Los personajes humanos en los Andes


La diferenciación del campesino en los países descendientes del Imperio incaico y de España ha sido determinada principalmente por causas de índole cultural; por esa razón el campesino tiene en estos países un nombre propio que expresa toda esta compleja realidad: indio. De este nombre se han derivado otros que han encontrado una difusa aplicación en el arte, en la literatura y la ciencia: indigenista, indianista, india.

Se habla así de novela indigenista; y se ha dicho que mis novelas Agua y Yawar fiesta que son indigenistas o indias. Y no es cierto. Se trata de novelas en las cuales el Perú andino aparece con todos sus elementos, en su inquietante y confusa realidad humana, de la cual el indio es tan solo uno de los muchos y distintos personajes.

Yawar fiesta es la novela de los llamados «pueblos grandes», capitales de provincia de la sierra; Agua es la historia de una aldea, de una capital de distrito.

Son cinco los personajes principales de los «pueblos grandes»: el indio; el terrateniente de corazón y mente firmes, heredero de una tradición secular que inspira sus actos y da cimiento a su doctrina; el terrateniente nuevo, tinterillesco y politiquero, áulico servil de las autoridades; el mestizo de pueblo que en la mayoría de los casos no sabe adónde va: sirve a los terratenientes y actúa ferozmente contra el indio, o se hunde en la multitud, bulle en ella, para azuzarla y descargar su agresividad, o se identifica con el indio, lo ama y sacrifica generosamente su vida por defenderlo.
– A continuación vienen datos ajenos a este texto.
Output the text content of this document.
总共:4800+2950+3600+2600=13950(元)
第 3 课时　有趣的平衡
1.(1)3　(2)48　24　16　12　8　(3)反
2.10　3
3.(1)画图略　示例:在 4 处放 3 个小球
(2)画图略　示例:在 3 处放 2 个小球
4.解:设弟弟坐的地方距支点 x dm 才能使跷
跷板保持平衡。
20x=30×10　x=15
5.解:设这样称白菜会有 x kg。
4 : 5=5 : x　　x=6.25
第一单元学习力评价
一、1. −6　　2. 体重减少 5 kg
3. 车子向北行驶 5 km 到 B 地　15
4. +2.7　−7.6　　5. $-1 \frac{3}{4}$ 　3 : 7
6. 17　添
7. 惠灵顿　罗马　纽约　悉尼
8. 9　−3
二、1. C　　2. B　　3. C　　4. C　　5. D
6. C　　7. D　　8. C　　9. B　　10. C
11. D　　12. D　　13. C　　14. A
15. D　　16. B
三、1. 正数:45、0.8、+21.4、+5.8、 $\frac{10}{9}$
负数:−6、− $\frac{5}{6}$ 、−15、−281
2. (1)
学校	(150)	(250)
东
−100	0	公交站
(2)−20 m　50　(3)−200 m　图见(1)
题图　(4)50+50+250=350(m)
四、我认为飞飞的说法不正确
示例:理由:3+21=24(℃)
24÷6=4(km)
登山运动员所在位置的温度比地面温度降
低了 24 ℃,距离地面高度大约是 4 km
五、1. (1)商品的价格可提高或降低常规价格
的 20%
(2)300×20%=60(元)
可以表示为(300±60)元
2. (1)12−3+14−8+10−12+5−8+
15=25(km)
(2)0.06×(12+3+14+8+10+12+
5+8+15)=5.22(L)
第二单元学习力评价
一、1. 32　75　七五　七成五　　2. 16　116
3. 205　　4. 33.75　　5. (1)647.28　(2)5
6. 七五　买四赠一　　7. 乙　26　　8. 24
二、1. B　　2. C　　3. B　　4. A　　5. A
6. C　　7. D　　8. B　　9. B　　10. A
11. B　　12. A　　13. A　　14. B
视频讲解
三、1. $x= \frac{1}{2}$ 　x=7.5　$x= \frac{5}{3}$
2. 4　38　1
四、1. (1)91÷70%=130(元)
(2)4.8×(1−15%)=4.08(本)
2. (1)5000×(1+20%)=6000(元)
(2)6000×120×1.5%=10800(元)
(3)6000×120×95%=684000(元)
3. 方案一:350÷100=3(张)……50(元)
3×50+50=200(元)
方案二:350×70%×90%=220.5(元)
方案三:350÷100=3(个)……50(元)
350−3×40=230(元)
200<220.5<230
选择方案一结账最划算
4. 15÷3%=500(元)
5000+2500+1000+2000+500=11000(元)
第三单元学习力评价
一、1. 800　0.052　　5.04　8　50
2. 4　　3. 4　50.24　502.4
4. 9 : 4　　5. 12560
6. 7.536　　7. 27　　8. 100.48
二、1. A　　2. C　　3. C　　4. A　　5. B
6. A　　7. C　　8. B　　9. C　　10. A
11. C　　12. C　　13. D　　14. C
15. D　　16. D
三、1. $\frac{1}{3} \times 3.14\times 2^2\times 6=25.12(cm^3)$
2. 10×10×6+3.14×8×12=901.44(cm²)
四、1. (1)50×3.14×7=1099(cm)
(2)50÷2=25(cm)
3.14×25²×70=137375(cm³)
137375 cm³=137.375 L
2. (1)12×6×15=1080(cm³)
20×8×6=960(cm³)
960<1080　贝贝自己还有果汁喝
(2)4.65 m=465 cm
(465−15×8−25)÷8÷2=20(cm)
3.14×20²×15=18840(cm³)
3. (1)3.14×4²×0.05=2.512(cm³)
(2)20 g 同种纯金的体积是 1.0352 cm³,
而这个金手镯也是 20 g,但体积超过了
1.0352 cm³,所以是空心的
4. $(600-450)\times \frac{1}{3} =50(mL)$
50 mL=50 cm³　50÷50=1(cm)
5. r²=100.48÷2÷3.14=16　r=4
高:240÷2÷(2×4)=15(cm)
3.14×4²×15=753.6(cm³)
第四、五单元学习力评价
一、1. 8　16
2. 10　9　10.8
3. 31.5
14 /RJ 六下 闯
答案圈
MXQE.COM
El quinto personaje es el estudiante provinciano que tiene dos residencias, Lima y «su pueblo»; tipo generalmente mesiánico cuya alma arde entre el amor y el odio; este elemento humano tan noble, tan tenaz, tan abnegado, que luego es engullido por las implacables fuerzas que sostienen el orden social contra el cual se laceró y gastó su aliento. Sobre estos personajes fundamentales flotan las autoridades, cabalgan sobre ellos; y muchas veces, según la maldad, la indiferencia o rara buena intención de tales elementos, los pueblos se conmueven y marchan en direcciones diferentes con pasos violentos o rutinarios.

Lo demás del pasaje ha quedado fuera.